I recently ran what I believe is a much more relevant test for determining the best idle jet size and I thought I'd share it.
To give you an idea why, and I'm not trying to undermine Redline's tuning methods at all, it didn't make any sense to me to use some arbitrary mixture screw setting with the engine idling to accurately determine the best idle jet size the engine wants when it's actually running down the road.
: After driving the Jeep around so it's good and warm, wheel back in and do your best at finding the lean-best idle as described earlier. Using the speed screw, increase the engine speed to 1,400 rpm. This forces the carb into its progression circuit where the engine spends 90% of its time, not at idle. Now, turn the mixture screw(s) in a half turn and note any change in rpm and/or engine sound. Return the screws to where you started and then turn them out a half turn. Again, noting any change in rpm or engine sound. Take the screws back to their starting position and return to idle.
If the engine responded with a cleaner sound and/or more rpm when the mixture screws were opened, you may benefit from a larger idle jet. If the engine responded with a cleaner sound and/or increased rpm when you turned the mixture screws in, a smaller idle jet may be in order.
To quantify that idea with actual findings, I started with 45 idle jets and 1.85mm idle air bleeds. Don't let the air bleeds throw you off too much; it's basically a leaner 50 idle jet that pulls richer towards the top end of the progression circuit than a 45 would. At 1,400 rpm, turning the mixture screws out a half turn really had no impact. However, turning them in less than a quarter turn resulted in a quick drop in rpm and the engine basically choked. Had I not been maxed out on my idle circuit, I'm positive an increase in fuel from the mixture screws would've made a difference in rpm. This particular test shows that the engine wants more fuel. My wide-band air/fuel monitor showed full lean, over 16:1 before touching the mixture screws.
: Installed 50 idle jets and went through the lean-best idle procedure again. Brought the engine back up to 1,400 rpm and took the mixture screws out a quarter turn. No change in rpm or sound. Mixture screws back to the starting position and then in a quarter turn. No change in rpm but a slightly cleaner sound. Took them in another quarter turn and the rpm started to drop and the engine sounded rougher. This tells us that the engine has enough fuel by it not responding to giving it more with the mixture screw and it also tells us what our window is for going leaner by it dropping rpm at a half turn in on the mixture screw. The air/fuel ratio before touching the mixture screws was 14.2:1. Good! Now we know where the lean spot is and where it no-longer responds to more fuel.

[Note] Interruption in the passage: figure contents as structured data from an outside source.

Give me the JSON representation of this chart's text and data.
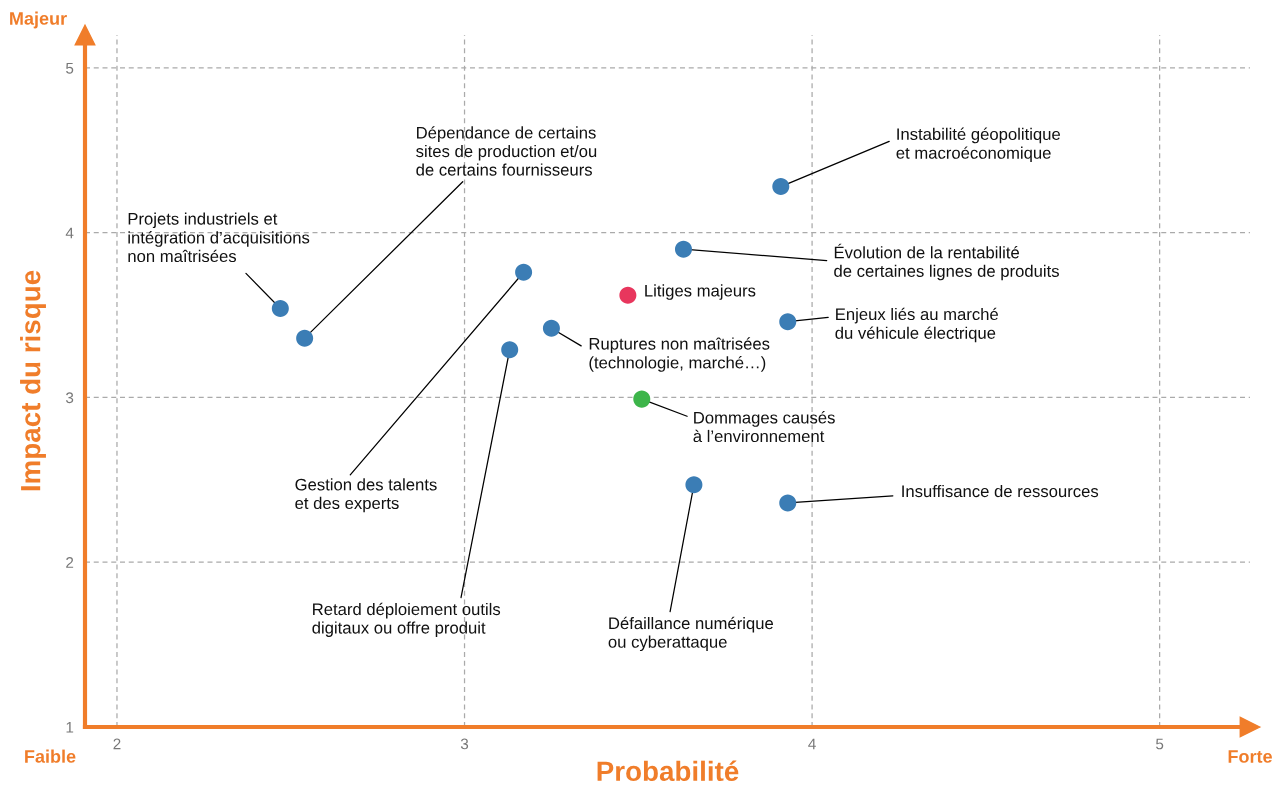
{
  "chart_data": {
    "type": "scatter",
    "xlabel": "Probabilité",
    "ylabel": "Impact du risque",
    "x": [
      2.47,
      2.54,
      3.17,
      3.13,
      3.25,
      3.47,
      3.51,
      3.66,
      3.63,
      3.91,
      3.93,
      3.93
    ],
    "values": [
      3.54,
      3.36,
      3.76,
      3.29,
      3.42,
      3.62,
      2.99,
      2.47,
      3.9,
      4.28,
      3.46,
      2.36
    ],
    "colors": [
      "#3b7db5",
      "#3b7db5",
      "#3b7db5",
      "#3b7db5",
      "#3b7db5",
      "#e8365d",
      "#3db54a",
      "#3b7db5",
      "#3b7db5",
      "#3b7db5",
      "#3b7db5",
      "#3b7db5"
    ],
    "marker": "circle",
    "grid": true,
    "xlim": [
      1.908,
      5.26
    ],
    "ylim": [
      1,
      5.2
    ],
    "xticks": [
      2,
      3,
      4,
      5
    ],
    "yticks": [
      1,
      2,
      3,
      4,
      5
    ],
    "annotations": [
      "Majeur",
      "Faible",
      "Forte",
      {
        "text": "Projets industriels et\nintégration d’acquisitions\nnon maîtrisées",
        "x": 2.47,
        "y": 3.54
      },
      {
        "text": "Dépendance de certains\nsites de production et/ou\nde certains fournisseurs",
        "x": 2.54,
        "y": 3.36
      },
      {
        "text": "Gestion des talents\net des experts",
        "x": 3.17,
        "y": 3.76
      },
      {
        "text": "Retard déploiement outils\ndigitaux ou offre produit",
        "x": 3.13,
        "y": 3.29
      },
      {
        "text": "Ruptures non maîtrisées\n(technologie, marché…)",
        "x": 3.25,
        "y": 3.42
      },
      {
        "text": "Litiges majeurs",
        "x": 3.47,
        "y": 3.62
      },
      {
        "text": "Dommages causés\nà l’environnement",
        "x": 3.51,
        "y": 2.99
      },
      {
        "text": "Défaillance numérique\nou cyberattaque",
        "x": 3.66,
        "y": 2.47
      },
      {
        "text": "Évolution de la rentabilité\nde certaines lignes de produits",
        "x": 3.63,
        "y": 3.9
      },
      {
        "text": "Instabilité géopolitique\net macroéconomique",
        "x": 3.91,
        "y": 4.28
      },
      {
        "text": "Enjeux liés au marché\ndu véhicule électrique",
        "x": 3.93,
        "y": 3.46
      },
      {
        "text": "Insuffisance de ressources",
        "x": 3.93,
        "y": 2.36
      }
    ]
  }
}
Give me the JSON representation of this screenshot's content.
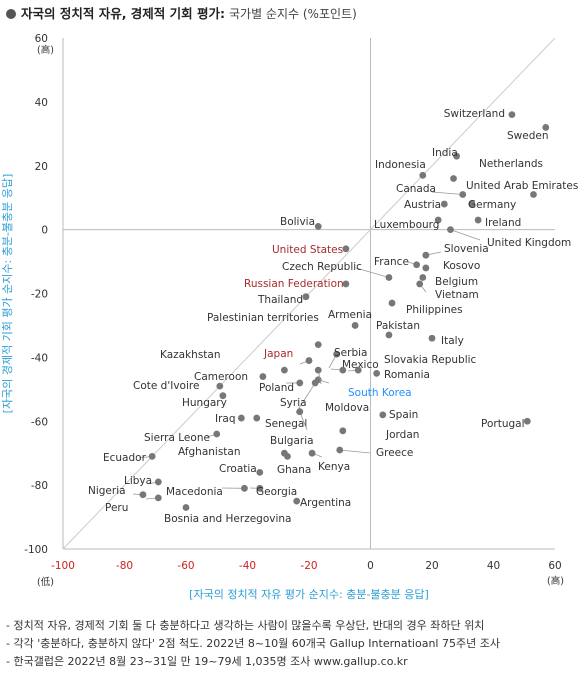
{
  "header": {
    "title": "자국의 정치적 자유, 경제적 기회 평가:",
    "subtitle": "국가별 순지수 (%포인트)"
  },
  "notes": [
    "- 정치적 자유, 경제적 기회 둘 다 충분하다고 생각하는 사람이 많을수록 우상단, 반대의 경우 좌하단 위치",
    "- 각각 '충분하다, 충분하지 않다' 2점 척도. 2022년 8~10월 60개국 Gallup Internatioanl 75주년 조사",
    "- 한국갤럽은 2022년 8월 23~31일 만 19~79세 1,035명 조사 www.gallup.co.kr"
  ],
  "chart_data": {
    "type": "scatter",
    "xlabel": "[자국의 정치적 자유 평가 순지수: 충분-불충분 응답]",
    "ylabel": "[자국의 경제적 기회 평가 순지수: 충분-불충분 응답]",
    "xlim": [
      -100,
      60
    ],
    "ylim": [
      -100,
      60
    ],
    "x_ticks": [
      "-100",
      "-80",
      "-60",
      "-40",
      "-20",
      "0",
      "20",
      "40",
      "60"
    ],
    "y_ticks": [
      "60",
      "40",
      "20",
      "0",
      "-20",
      "-40",
      "-60",
      "-80",
      "-100"
    ],
    "x_low_label": "(低)",
    "x_high_label": "(高)",
    "y_high_label": "(高)",
    "colors": {
      "marker": "#777777",
      "axis_x_label": "#2a9fd6",
      "axis_y_label": "#2a9fd6",
      "neg_tick": "#cc2222",
      "highlight_red": "#a52a2a",
      "highlight_blue": "#1e90ff",
      "diagonal": "#cccccc"
    },
    "points": [
      {
        "name": "Switzerland",
        "x": 46,
        "y": 36
      },
      {
        "name": "Sweden",
        "x": 57,
        "y": 32
      },
      {
        "name": "India",
        "x": 28,
        "y": 23
      },
      {
        "name": "Netherlands",
        "x": 27,
        "y": 16
      },
      {
        "name": "Indonesia",
        "x": 17,
        "y": 17
      },
      {
        "name": "United Arab Emirates",
        "x": 53,
        "y": 11
      },
      {
        "name": "Canada",
        "x": 30,
        "y": 11
      },
      {
        "name": "Germany",
        "x": 33,
        "y": 8
      },
      {
        "name": "Austria",
        "x": 24,
        "y": 8
      },
      {
        "name": "Ireland",
        "x": 35,
        "y": 3
      },
      {
        "name": "Luxembourg",
        "x": 22,
        "y": 3
      },
      {
        "name": "United Kingdom",
        "x": 26,
        "y": 0
      },
      {
        "name": "Bolivia",
        "x": -17,
        "y": 1
      },
      {
        "name": "United States",
        "x": -8,
        "y": -6,
        "highlight": "red"
      },
      {
        "name": "Slovenia",
        "x": 18,
        "y": -8
      },
      {
        "name": "Czech Republic",
        "x": 6,
        "y": -15
      },
      {
        "name": "France",
        "x": 15,
        "y": -11
      },
      {
        "name": "Kosovo",
        "x": 18,
        "y": -12
      },
      {
        "name": "Belgium",
        "x": 17,
        "y": -15
      },
      {
        "name": "Vietnam",
        "x": 16,
        "y": -17
      },
      {
        "name": "Russian Federation",
        "x": -8,
        "y": -17,
        "highlight": "red"
      },
      {
        "name": "Thailand",
        "x": -21,
        "y": -21
      },
      {
        "name": "Philippines",
        "x": 7,
        "y": -23
      },
      {
        "name": "Armenia",
        "x": -5,
        "y": -30
      },
      {
        "name": "Pakistan",
        "x": 6,
        "y": -33
      },
      {
        "name": "Italy",
        "x": 20,
        "y": -34
      },
      {
        "name": "Palestinian territories",
        "x": -17,
        "y": -36
      },
      {
        "name": "Mexico",
        "x": -11,
        "y": -39
      },
      {
        "name": "Serbia",
        "x": -9,
        "y": -44
      },
      {
        "name": "Slovakia Republic",
        "x": -4,
        "y": -44
      },
      {
        "name": "Romania",
        "x": 2,
        "y": -45
      },
      {
        "name": "Kazakhstan",
        "x": -28,
        "y": -44
      },
      {
        "name": "Japan",
        "x": -20,
        "y": -41,
        "highlight": "red"
      },
      {
        "name": "South Korea",
        "x": -17,
        "y": -47,
        "highlight": "blue"
      },
      {
        "name": "Cameroon",
        "x": -35,
        "y": -46
      },
      {
        "name": "Cote d'Ivoire",
        "x": -49,
        "y": -49
      },
      {
        "name": "Poland",
        "x": -23,
        "y": -48
      },
      {
        "name": "Hungary",
        "x": -48,
        "y": -52
      },
      {
        "name": "Syria",
        "x": -18,
        "y": -48
      },
      {
        "name": "Moldova",
        "x": -17,
        "y": -44
      },
      {
        "name": "Spain",
        "x": 4,
        "y": -58
      },
      {
        "name": "Iraq",
        "x": -42,
        "y": -59
      },
      {
        "name": "Senegal",
        "x": -37,
        "y": -59
      },
      {
        "name": "Bulgaria",
        "x": -23,
        "y": -57
      },
      {
        "name": "Portugal",
        "x": 51,
        "y": -60
      },
      {
        "name": "Jordan",
        "x": -9,
        "y": -63
      },
      {
        "name": "Sierra Leone",
        "x": -50,
        "y": -64
      },
      {
        "name": "Greece",
        "x": -10,
        "y": -69
      },
      {
        "name": "Afghanistan",
        "x": -28,
        "y": -70
      },
      {
        "name": "Kenya",
        "x": -19,
        "y": -70
      },
      {
        "name": "Ecuador",
        "x": -71,
        "y": -71
      },
      {
        "name": "Croatia",
        "x": -36,
        "y": -76
      },
      {
        "name": "Ghana",
        "x": -27,
        "y": -71
      },
      {
        "name": "Libya",
        "x": -69,
        "y": -79
      },
      {
        "name": "Nigeria",
        "x": -74,
        "y": -83
      },
      {
        "name": "Macedonia",
        "x": -41,
        "y": -81
      },
      {
        "name": "Georgia",
        "x": -36,
        "y": -81
      },
      {
        "name": "Peru",
        "x": -69,
        "y": -84
      },
      {
        "name": "Argentina",
        "x": -24,
        "y": -85
      },
      {
        "name": "Bosnia and Herzegovina",
        "x": -60,
        "y": -87
      }
    ]
  }
}
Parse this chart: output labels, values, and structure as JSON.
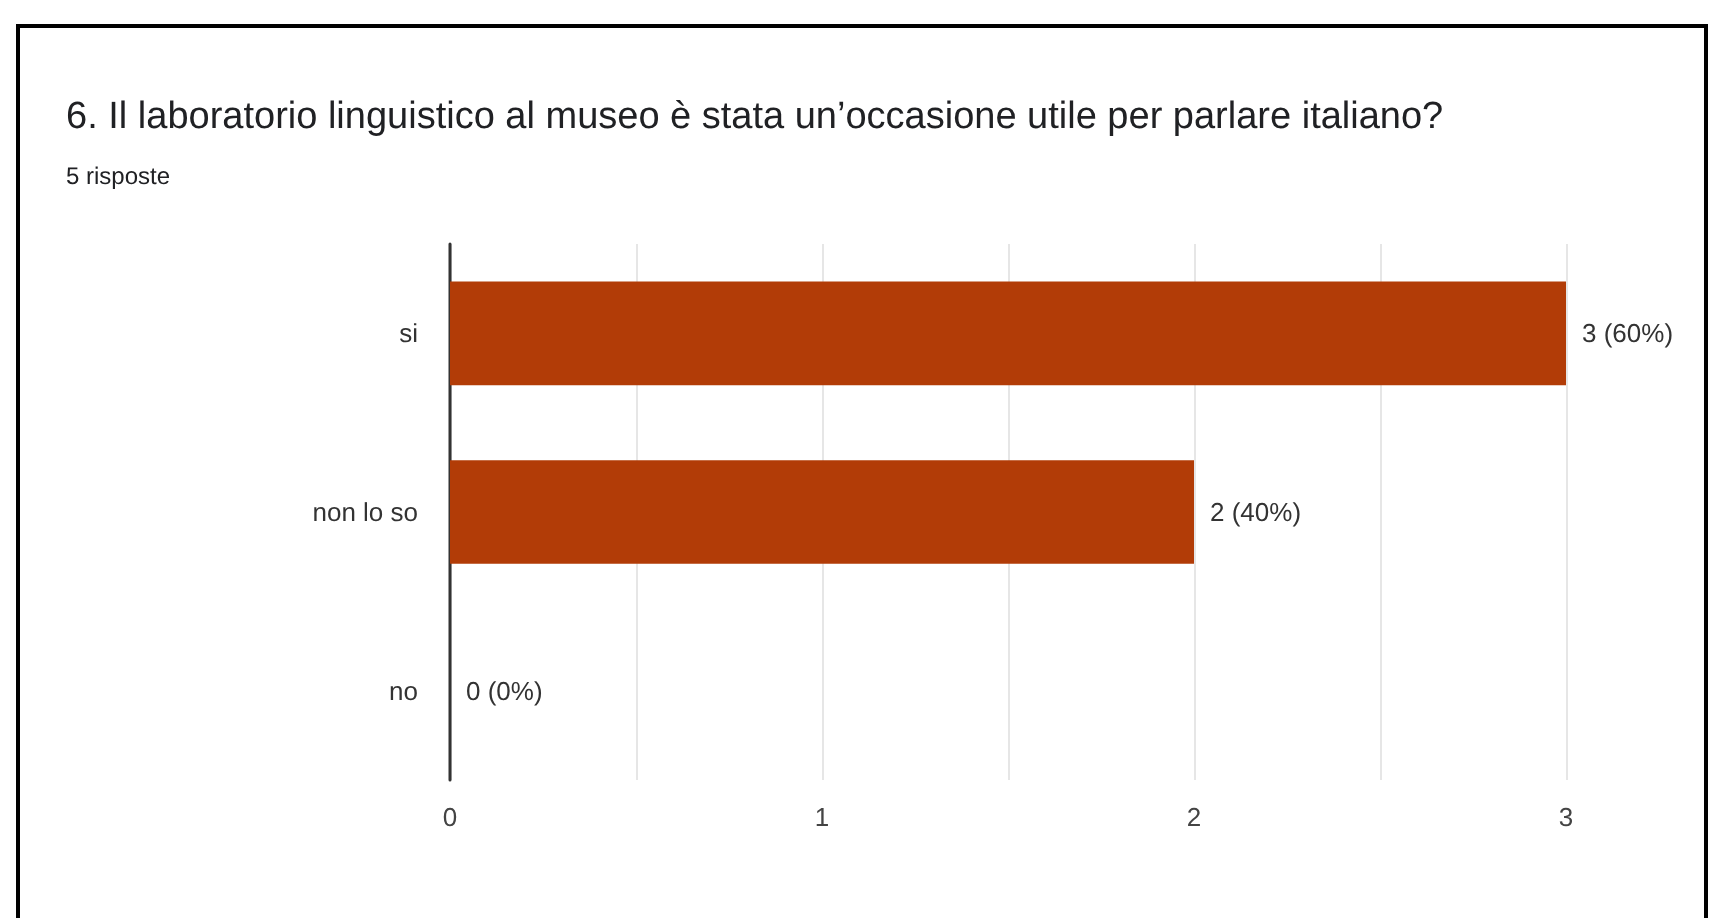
{
  "chart_data": {
    "type": "bar",
    "orientation": "horizontal",
    "title": "6. Il laboratorio linguistico al museo è stata un’occasione utile per parlare italiano?",
    "subtitle": "5 risposte",
    "categories": [
      "si",
      "non lo so",
      "no"
    ],
    "values": [
      3,
      2,
      0
    ],
    "color": "#b23c07",
    "value_labels": [
      "3 (60%)",
      "2 (40%)",
      "0 (0%)"
    ],
    "xlim": [
      0,
      3
    ],
    "xticks": [
      0,
      {
        "value": 0.5,
        "label": null
      },
      1,
      {
        "value": 1.5,
        "label": null
      },
      2,
      {
        "value": 2.5,
        "label": null
      },
      3
    ],
    "grid": "x"
  }
}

: Installed 60 idle jets and went back through the lean-best idle procedure. Again, 1,400 rpm with the speed screw. Take the mixture screws out a quarter turn, no response in either sound or rpm. Turn them in a quarter turn from the starting point and only a vague improvement in sound, being a little cleaner. Another quarter turn in showed another barely detectable improvement in sound. This tells us that the engine is getting more fuel than it wants by not responding to additional fuel from the mixture screws and barely a slightly better sound from reducing the fuel with the mixture screws. Obviously, the volume of fuel being delivered by the 60 idle jets was so much that a smaller, controlled amount being added to or removed from the total by adjusting the mixture screw had very little to no impact. To visualize the scenario, adjust the little flow gate on a river dam that's already overflowing. The engine sounded sluggish and 'heavy' with these jets. Air/fuel ratio before touching the mixture screws was 11.8:1
The whole point with this test is that not everyone wants to spend $300+ on a wide band air/fuel monitor and the typical "X amount on the mixture screw at idle is perfect while driving" setting leaves a little to be desired. It does take a good ear and "feel" for what the engine is telling you but it's pretty damn accurate. Hopefully this helps bridge the gap by providing a more accurate means of sizing your idle jets.
Any and all thoughts are greatly appreciated, of course!